Not every UHF-based scheme suffers from related-key attacks. For example GCM [37] has only one key which is also the key of the underlying block cipher. The key of UHF is derived from the master key K as \(E_K(0^{128})\). GCM has been proved to be secure in the invariable-key setting [32] given that E is a PRP. If E is a RKA-PRP, for each \(\phi \in \varPhi \), \(E_{\phi (K)}\) is an independent PRP. So GCM is secure independently for each related key, and thus GCM is also secure in the RKA setting. In this roughly reasoning, we only require that the UHF is AXU but not RKA-AXU. Therefore it is possible that the upper scheme “inherit” the related-key security only from the underlying block cipher. It is also true to some other one-key schemes such as XCB [29], POET [1], etc. We can even modify the vulnerable schemes in this paper into related-key secure ones without the notion of RKA-AXU or RKA-AU by generating the keys in the schemes as \(K_i = E_K(i)\), \(i = 1,2,\cdots \) where K is the master key. But there are still a lot of two-key schemes such as Poly1305-AES [6], HCTR [50], HCHp and HCHfp [16, 17]. Furthermore, if we regard related-key attacks as a class of side-channel attacks, the attacker may have the ability to change a stored key via tampering or fault injection [4, 11]. The key of UHF stored somewhere, no matter whether it is a part of the master key or derived from the master key, can be changed in this scenario.

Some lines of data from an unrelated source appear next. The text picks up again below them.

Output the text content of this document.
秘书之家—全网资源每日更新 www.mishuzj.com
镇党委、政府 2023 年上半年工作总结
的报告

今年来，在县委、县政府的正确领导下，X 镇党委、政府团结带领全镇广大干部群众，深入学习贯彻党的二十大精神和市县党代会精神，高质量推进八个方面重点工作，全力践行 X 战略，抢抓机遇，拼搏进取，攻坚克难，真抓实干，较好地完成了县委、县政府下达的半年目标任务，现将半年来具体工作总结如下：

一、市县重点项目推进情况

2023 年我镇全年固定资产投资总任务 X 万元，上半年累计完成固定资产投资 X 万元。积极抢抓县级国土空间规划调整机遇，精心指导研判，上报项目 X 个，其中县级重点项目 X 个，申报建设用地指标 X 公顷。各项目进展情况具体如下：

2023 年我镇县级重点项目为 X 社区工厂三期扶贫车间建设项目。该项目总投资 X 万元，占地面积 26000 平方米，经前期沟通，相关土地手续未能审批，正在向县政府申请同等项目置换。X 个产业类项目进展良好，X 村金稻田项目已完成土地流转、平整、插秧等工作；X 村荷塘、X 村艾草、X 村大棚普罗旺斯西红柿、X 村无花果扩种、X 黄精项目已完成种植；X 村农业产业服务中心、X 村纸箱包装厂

We also give several efficient constructions named RH1, RH2 and RH3 which are nearly as efficient as previous similar ones. RKA-AU (RKA-AXU) hash functions can be used as components, along with other primitives such as RKA-PRPs and RKA-PRFs etc., in the design of related-key secure cryptographic schemes.